After lunch, we saw a flyer posted for the April dance. It was being called the Coca-Cola Dance, sponsored by the famous soft drink company. Svetlana read the flyer.
“Well…what do you think?” she asked.
“About the dance?” I asked. I thought about Delancey. I hated dancing, but I wondered if Delancey would want to go.
“Yes, the dance. I would really like to go. I studied dance my whole life.” She smiled.
“You want to go to the dance?” I asked, regretting I said it before I could finish the sentence. I was asking her if she was intimating that, and not actually asking her to go with me.
“I thought you’d never ask. The answer is yes!” She laughed and headed to her next class.
Now I was really stressed out. I was a terrible dancer, and had never been to a school dance before. What would Delancey think? Would she be angry? I was breathing…no…I was panting. I inadvertently had made a date with Svetlana.
I stood in the hallway, oblivious to the fact that I was late to class, and frozen by the idea of dancing in front of the entire school. The events of the past few weeks, like watching Eddie Lo standing over a rival lying in a pool of blood, being grilled by Ganz, and nearly getting killed in Central Park, seemed to pale in comparison to the school dance.
A school dance was something out my element. Violence, shootings, etc., had always been part of my life. But, dancing in front of the senior class, in full view of all my friends, and teachers…there really should be a law against school dances.
Mr. Zoose saw me having a panic attack and asked me if I was all right. He looked just about back to normal.
“Can’t breathe! Can’t breathe!” I gasped for air.
Mr. Zoose said to
calm down, and gave me a cup of water. I took a deep breath, and he asked what happened. I wasn’t sure if I could tell him; after all, he had intimate knowledge of my “problem.”
“Mr. Zoose, I’m going to the Coca Cola dance with Svetlana, but I don’t know how to dance, and she’s some kind of expert…I’m going to make a fool out myself.”
Mr.
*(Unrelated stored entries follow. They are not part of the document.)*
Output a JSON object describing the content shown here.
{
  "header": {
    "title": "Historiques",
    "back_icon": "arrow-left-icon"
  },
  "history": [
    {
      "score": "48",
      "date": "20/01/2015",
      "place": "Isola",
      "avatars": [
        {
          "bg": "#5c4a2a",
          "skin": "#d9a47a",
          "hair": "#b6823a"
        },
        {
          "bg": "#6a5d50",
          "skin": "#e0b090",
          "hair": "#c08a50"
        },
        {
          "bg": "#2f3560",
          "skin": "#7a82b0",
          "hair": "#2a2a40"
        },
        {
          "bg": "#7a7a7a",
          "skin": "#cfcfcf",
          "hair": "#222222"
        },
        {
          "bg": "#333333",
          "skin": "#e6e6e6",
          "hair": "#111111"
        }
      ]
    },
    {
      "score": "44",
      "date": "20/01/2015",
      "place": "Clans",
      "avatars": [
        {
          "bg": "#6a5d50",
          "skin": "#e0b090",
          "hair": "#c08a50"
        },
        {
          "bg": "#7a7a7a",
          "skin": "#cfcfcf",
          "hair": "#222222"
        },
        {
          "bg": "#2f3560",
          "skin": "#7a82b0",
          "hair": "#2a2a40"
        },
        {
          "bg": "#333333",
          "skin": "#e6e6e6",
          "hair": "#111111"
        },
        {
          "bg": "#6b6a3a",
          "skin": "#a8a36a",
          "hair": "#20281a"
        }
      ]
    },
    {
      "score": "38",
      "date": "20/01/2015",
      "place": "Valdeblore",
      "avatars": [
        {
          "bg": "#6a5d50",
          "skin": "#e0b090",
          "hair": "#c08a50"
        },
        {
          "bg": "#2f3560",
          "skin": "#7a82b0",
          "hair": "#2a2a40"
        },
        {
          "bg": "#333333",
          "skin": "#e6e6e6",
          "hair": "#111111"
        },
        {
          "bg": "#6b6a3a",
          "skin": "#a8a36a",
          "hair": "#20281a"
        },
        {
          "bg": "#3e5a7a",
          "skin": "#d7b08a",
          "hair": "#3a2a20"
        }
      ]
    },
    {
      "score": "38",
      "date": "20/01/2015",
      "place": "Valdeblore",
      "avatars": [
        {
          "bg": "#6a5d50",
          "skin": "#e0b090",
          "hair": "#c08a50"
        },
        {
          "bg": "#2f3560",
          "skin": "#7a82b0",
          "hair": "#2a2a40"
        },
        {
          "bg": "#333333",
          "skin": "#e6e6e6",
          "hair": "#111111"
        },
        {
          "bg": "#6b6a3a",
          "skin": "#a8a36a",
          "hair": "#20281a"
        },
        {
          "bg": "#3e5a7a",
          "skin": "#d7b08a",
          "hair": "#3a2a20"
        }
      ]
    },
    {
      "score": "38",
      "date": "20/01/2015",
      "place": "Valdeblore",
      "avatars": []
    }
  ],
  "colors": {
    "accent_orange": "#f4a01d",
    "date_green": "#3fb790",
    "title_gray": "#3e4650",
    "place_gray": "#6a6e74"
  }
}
Zoose held back a laugh. “Look, you have time to practice…go watch some people dance on television and practice at home. Just have fun. I’m glad I bumped into you. Svetlana and I are over. It’s for the best; after all, I am married and want to stay married. I thank you for your help. I really don’t know what I was thinking.” He went into his classroom.
Sam approached and asked if I was having an asthma attack. I told him about the dance, and that I was going with Svetlana.
“All I could teach you is how we dance Persian Style!” He placed his hands in the air, and started twirling in a circle. Sam clapped his hands in a wide circular motion, and moved his hips. A dumb smile sprung across his face. Sam wanted to go to the dance, but was afraid his parents would freak out and suspect him of trying to become an American. “It’s different, the men dance with the men where my parents come from. And the women get excited.”
“You could take your girlfriend, the freshman,” I said.
“Oh that. Well, I called it off when she asked if we were going to the prom together. Ridiculous! Why would I go the prom with a freshman?” Sam smirked. “Besides now that I have been accepted to Harvard, I can probably get any girl in the school.”
“Maybe even a sophomore,” I said sarcastically.
Delancey walked toward us. She wondered if there was something wrong with my appendix, since I was still hunched over. Sam blurted out, “He’s nervous because he doesn’t know how to dance and he’s going to the Coca Cola dance with Svetlana.”